Well, how do you feel and what can you do when a pal talks like that? You feel like a heel, that’s how, and you do whatever he asks to get him out of the trouble he’s in, that’s what, and that’s how I felt and what I did. Banty packed some things in a bag, and we went over to my place on Troost, a room over a secondhand furniture store, and I packed some things in a bag, and we started out together for Uncle Oakley’s farm in Banty’s ’56 jalopy. While we were driving south out of town, I counted the money I had, and it came to $98.63. Banty took it and put it in his pocket and said he’d pay me back every cent of it, even though I’d be using my share of it for food and cigarettes and things like that, and even though he was furnishing the car for the trip besides. It shows how Banty was. He was a free-spender and knew how to treat a pal.
We got out of town on a highway going south, and after a while we came to a service station, and Banty drove in and stopped at the pumps, because the car needed gas. There was a little restaurant attached to the station, a short-order joint for truck drivers, really, and this reminded Banty that he’d been on a bourbon diet for quite a while, until the bourbon ran out, after which he’d been on a diet of nothing at all, nothing being all he could afford after the stud game. We went inside and had hamburgers and pie and coffee, which took maybe half an hour, and when we came out again, the jalopy was gone, but the attendant said he’d only parked it off to one side, out of the drive. He’d parked it in an open space between the station and a place next door, and this place was one of these highway nightclubs, and it wasn’t any cheap dump, not by a long shot. It was built of gray stone and glass brick, and there was a formal hedge all around it, and a lot of green plants growing in stone urns along a curved drive coming up to the entrance from the highway. When someone opened the front door, going in or coming out, I could hear music for a few seconds, a classy jazz combo, and I wished Banty and I could go in there and have a few drinks and some fun, but we didn’t have the time or the money, and so we got in the jalopy and started south again for Uncle Oakley’s farm.

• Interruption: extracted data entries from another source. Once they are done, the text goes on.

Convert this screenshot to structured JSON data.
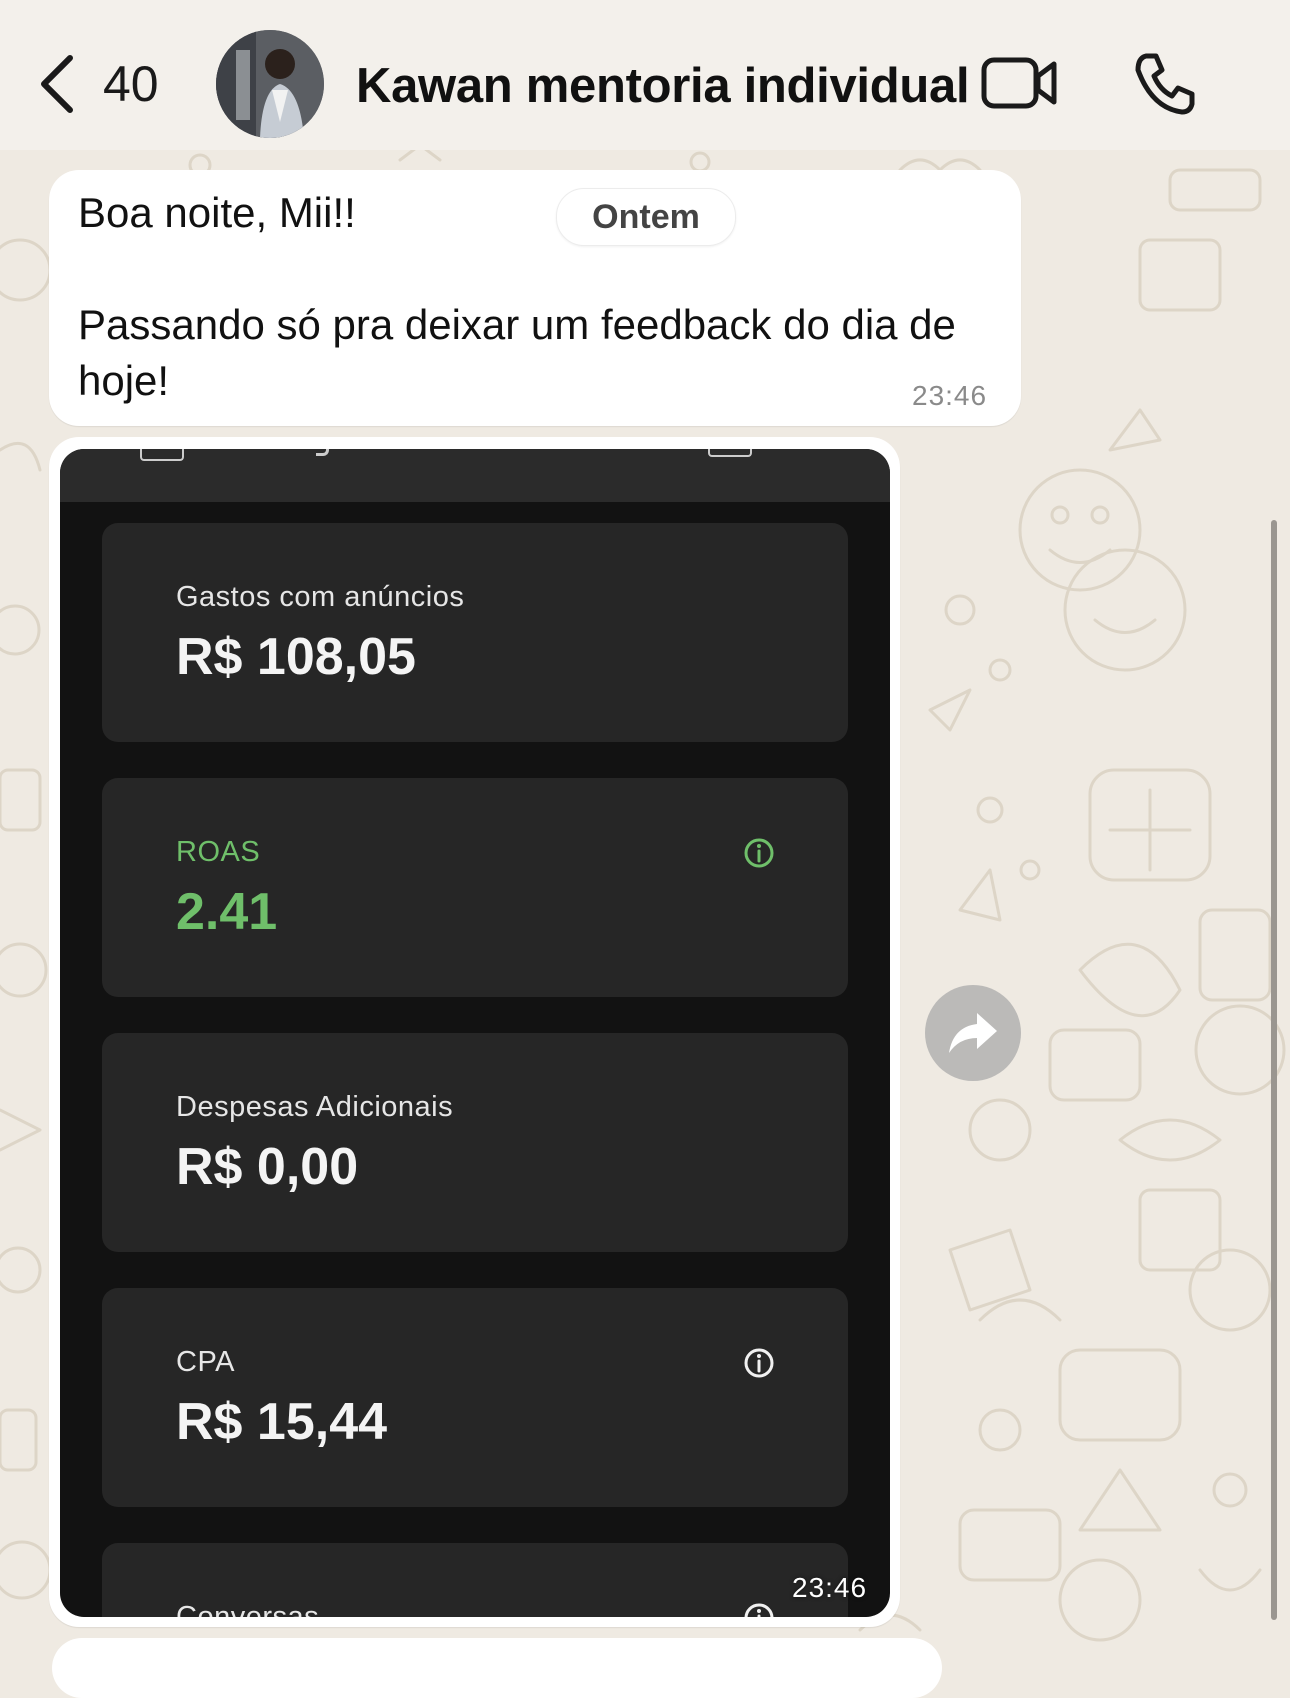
{
  "header": {
    "back_count": "40",
    "title": "Kawan mentoria individual"
  },
  "date_separator": "Ontem",
  "messages": [
    {
      "text": "Boa noite, Mii!!\n\nPassando só pra deixar um feedback do dia de hoje!",
      "time": "23:46"
    },
    {
      "type": "image",
      "time": "23:46",
      "cards": [
        {
          "label": "Gastos com anúncios",
          "value": "R$ 108,05"
        },
        {
          "label": "ROAS",
          "value": "2.41",
          "color": "#6fbf6a",
          "icon": "info-icon"
        },
        {
          "label": "Despesas Adicionais",
          "value": "R$ 0,00"
        },
        {
          "label": "CPA",
          "value": "R$ 15,44",
          "icon": "info-icon"
        },
        {
          "label": "Conversas",
          "icon": "info-icon"
        }
      ]
    }
  ],
  "icons": [
    "chevron-left-icon",
    "video-call-icon",
    "phone-call-icon",
    "forward-icon",
    "info-icon"
  ],
  "colors": {
    "header_bg": "#f3f0eb",
    "wallpaper_bg": "#efeae2",
    "accent_green": "#6fbf6a",
    "card_bg": "#262626"
  }
}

We drove along pretty fast for about an hour, and then I went to sleep. I must have slept for almost another hour, and when I woke up we were at least a hundred miles down the highway with maybe another hundred to go. Banty was smoking a cigarette and humming a little tune off-key. I listened to the tune for a while, trying to place it, but I kept thinking all the time that I could hear something else, another sound besides the engine and the wind and Banty’s humming, but I couldn’t decide what it was exactly, or if it was really anything at all besides my imagination. I kept listening and listening and trying to decide what it was and where it came from, if anything from anywhere, and finally I decided it was the sound of snoring in the back seat, which didn’t seem likely. I turned my head, though, to see if it possibly was, and damned if it wasn’t. The sound was snoring, and it was a girl doing it.
“Banty,” I said, “who’s that girl in the back seat? You know her?”
“What’s wrong with you?” Banty said. “You crazy or something?”
“Honest.” I said. “There’s a girl in the back seat, and if you’ll only listen you can hear her snore.”